World's End Club review - a delightfully nonsensical trip across Japan
It's time to stop making excuses for myself - I care a lot about the rules of narrative, right until I obviously don't. Otherwise there's no way to explain my fascination with World's End Club and the many convenient excuses it makes for itself. While this is the first Too Kyo game both Zero Escape director Kotaro Uchikoshi and Danganronpa creator Kazutaka Kodaka have worked on together, Uchikoshi designed the scenario, and the story at least seems to bear his handwriting. World's End Club is reminiscent of Uchokoshi's approach to storytelling - he famously admitted to wanting to tell a story people remember, whether it's good or not.
Meet The Go-Getters Club, a grade school class of 11 children who are on their way to Kamakura near Tokyo for a school trip when a meteor strikes nearby. When they come to, the children leave pods (!) and find themselves in a theme park (!!!) underwater (!!!!) where a flying mascot called Pielope tells them they have to play a death game to make it out alive.
It's an important spoiler of sorts to note that the death game, once the driving force in the game's marketing, comprises the first half hour of nearly 20, so if you go in expecting another Danganronpa, this is a likely deliberate misdirect.
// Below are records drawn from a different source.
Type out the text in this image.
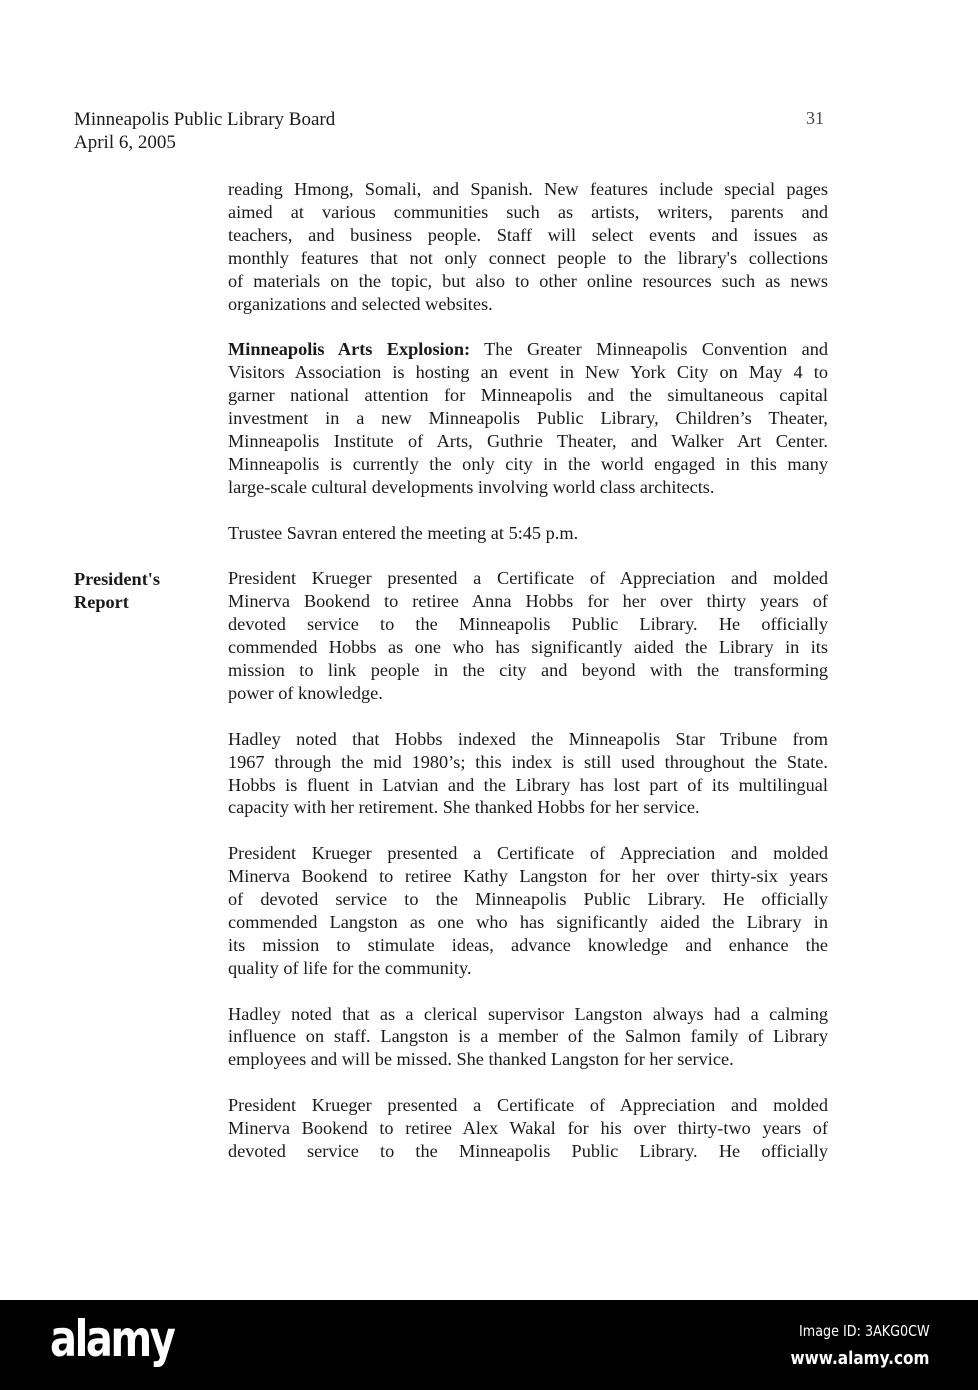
Minneapolis Public Library Board
April 6, 2005
31
President's
Report
reading Hmong, Somali, and Spanish. New features include special pages
aimed at various communities such as artists, writers, parents and
teachers, and business people. Staff will select events and issues as
monthly features that not only connect people to the library's collections
of materials on the topic, but also to other online resources such as news
organizations and selected websites.
Minneapolis Arts Explosion: The Greater Minneapolis Convention and
Visitors Association is hosting an event in New York City on May 4 to
garner national attention for Minneapolis and the simultaneous capital
investment in a new Minneapolis Public Library, Children’s Theater,
Minneapolis Institute of Arts, Guthrie Theater, and Walker Art Center.
Minneapolis is currently the only city in the world engaged in this many
large-scale cultural developments involving world class architects.
Trustee Savran entered the meeting at 5:45 p.m.
President Krueger presented a Certificate of Appreciation and molded
Minerva Bookend to retiree Anna Hobbs for her over thirty years of
devoted service to the Minneapolis Public Library. He officially
commended Hobbs as one who has significantly aided the Library in its
mission to link people in the city and beyond with the transforming
power of knowledge.
Hadley noted that Hobbs indexed the Minneapolis Star Tribune from
1967 through the mid 1980’s; this index is still used throughout the State.
Hobbs is fluent in Latvian and the Library has lost part of its multilingual
capacity with her retirement. She thanked Hobbs for her service.
President Krueger presented a Certificate of Appreciation and molded
Minerva Bookend to retiree Kathy Langston for her over thirty-six years
of devoted service to the Minneapolis Public Library. He officially
commended Langston as one who has significantly aided the Library in
its mission to stimulate ideas, advance knowledge and enhance the
quality of life for the community.
Hadley noted that as a clerical supervisor Langston always had a calming
influence on staff. Langston is a member of the Salmon family of Library
employees and will be missed. She thanked Langston for her service.
President Krueger presented a Certificate of Appreciation and molded
Minerva Bookend to retiree Alex Wakal for his over thirty-two years of
devoted service to the Minneapolis Public Library. He officially
alamy	Image ID: 3AKG0CW
www.alamy.com
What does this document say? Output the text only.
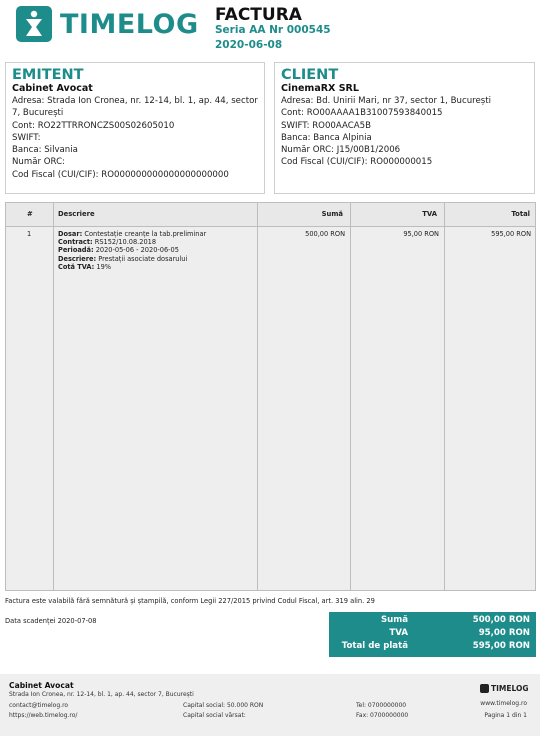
TIMELOG FACTURA
Seria AA Nr 000545
2020-06-08
EMITENT
Cabinet Avocat
Adresa: Strada Ion Cronea, nr. 12-14, bl. 1, ap. 44, sector
7, București
Cont: RO22TTRRONCZS00S02605010
SWIFT:
Banca: Silvania
Număr ORC:
Cod Fiscal (CUI/CIF): RO000000000000000000000
CLIENT
CinemaRX SRL
Adresa: Bd. Unirii Mari, nr 37, sector 1, București
Cont: RO00AAAA1B31007593840015
SWIFT: RO00AACA5B
Banca: Banca Alpinia
Număr ORC: J15/00B1/2006
Cod Fiscal (CUI/CIF): RO000000015
#	Descriere	Sumă	TVA	Total
1	Dosar: Contestație creanțe la tab.preliminar
Contract: RS152/10.08.2018
Perioadă: 2020-05-06 - 2020-06-05
Descriere: Prestații asociate dosarului
Cotă TVA: 19%
500,00 RON	95,00 RON	595,00 RON
Factura este valabilă fără semnătură și ștampilă, conform Legii 227/2015 privind Codul Fiscal, art. 319 alin. 29
Data scadenței 2020-07-08	Sumă	500,00 RON
TVA	95,00 RON
Total de plată	595,00 RON
Cabinet Avocat
Strada Ion Cronea, nr. 12-14, bl. 1, ap. 44, sector 7, București
contact@timelog.ro
https://web.timelog.ro/
Capital social: 50.000 RON
Capital social vărsat:
Tel: 0700000000
Fax: 0700000000
TIMELOG
www.timelog.ro
Pagina 1 din 1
Instead, upon their successful escape everyone wakes up in Kagoshima, on the other end of Japan has to discover that everything seems suspiciously quiet and unkempt, and that monsters are roaming the land. Unwilling to admit that this means what it usually means in videogames, the Go-Getters Club decides to walk across the country back home to Tokyo. When a game starts with grade schoolers facing off against each other in a battle royale, you can guess the rest isn't going to be a nice hike through the Japanese countryside, either. Ghosts, killer robots, aliens and cultists are just some of what you can expect in World's End Club, as the Go-Getters Club slowly uncovers what exactly took place during their absence.